Focuses Search Engine Optimization (SEO) Efforts

Microsites support SEO by the nature of their content and even microsite domain names can be specific to each microsite’s topic, service or product. A unique microsite domain name should be secured to not only support SEO in this manner, but also to make the search engine result that a user sees that much more relevant to their search inquiry. A more relevant search result for users means a better chance that they will click through to a site. A site with a strategic domain name, relevant keyword phrases and well-written, search engine-optimized content will perform well in search engines. This, in turn, will strategically support the company's overall SEO efforts.

Supports Targeted Lead Generation

By reaching the right people at the right time by utilizing targeted content and SEO strategies through a microsite, the site is bound to attract interested visitors. These types of relevant visitors are likely to be strong leads for the company. By providing highly-targeted, clean SEO along with relevant content, your audience is likely to find your site and be genuinely interested in what it has to offer. Include strong calls-to-action and your lead generation strategy for the microsite will become a powerful engine for new business development.

Demonstrates Commitment

Another way to approach a microsite initiative is to consider the influence on the public perception a microsite may have. As a devoted slice of Internet real estate, a microsite demonstrates a commitment to a particular aspect of a business.

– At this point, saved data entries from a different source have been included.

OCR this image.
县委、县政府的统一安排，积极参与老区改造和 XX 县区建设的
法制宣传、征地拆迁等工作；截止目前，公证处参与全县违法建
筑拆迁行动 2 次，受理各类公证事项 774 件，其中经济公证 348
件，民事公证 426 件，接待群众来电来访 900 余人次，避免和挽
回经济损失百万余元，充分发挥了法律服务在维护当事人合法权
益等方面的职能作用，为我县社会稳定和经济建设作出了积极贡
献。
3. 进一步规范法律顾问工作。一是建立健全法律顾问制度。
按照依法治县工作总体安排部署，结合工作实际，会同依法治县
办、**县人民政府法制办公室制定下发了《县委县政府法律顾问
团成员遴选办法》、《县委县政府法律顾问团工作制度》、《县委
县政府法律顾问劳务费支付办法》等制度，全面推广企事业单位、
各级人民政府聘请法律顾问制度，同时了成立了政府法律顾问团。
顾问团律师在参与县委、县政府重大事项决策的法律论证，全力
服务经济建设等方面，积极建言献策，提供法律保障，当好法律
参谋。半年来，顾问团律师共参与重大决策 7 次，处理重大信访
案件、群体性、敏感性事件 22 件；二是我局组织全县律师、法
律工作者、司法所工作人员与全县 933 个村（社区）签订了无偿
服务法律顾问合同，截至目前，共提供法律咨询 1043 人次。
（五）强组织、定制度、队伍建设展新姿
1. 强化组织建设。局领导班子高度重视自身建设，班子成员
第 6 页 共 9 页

The investment of resources in the site itself is an effective foundational piece of the company’s demonstrated commitment. By providing this level of dedication, not only do you inherently influence perceptions about the company’s market share of that service or product, but you are also building an audience's confidence in the company’s ability to provide it.

If your company is looking to niche in a particular subject matter or highlight a specific call-to-action, a microsite may be a digital marketing solution to consider as part of your integrated marketing efforts.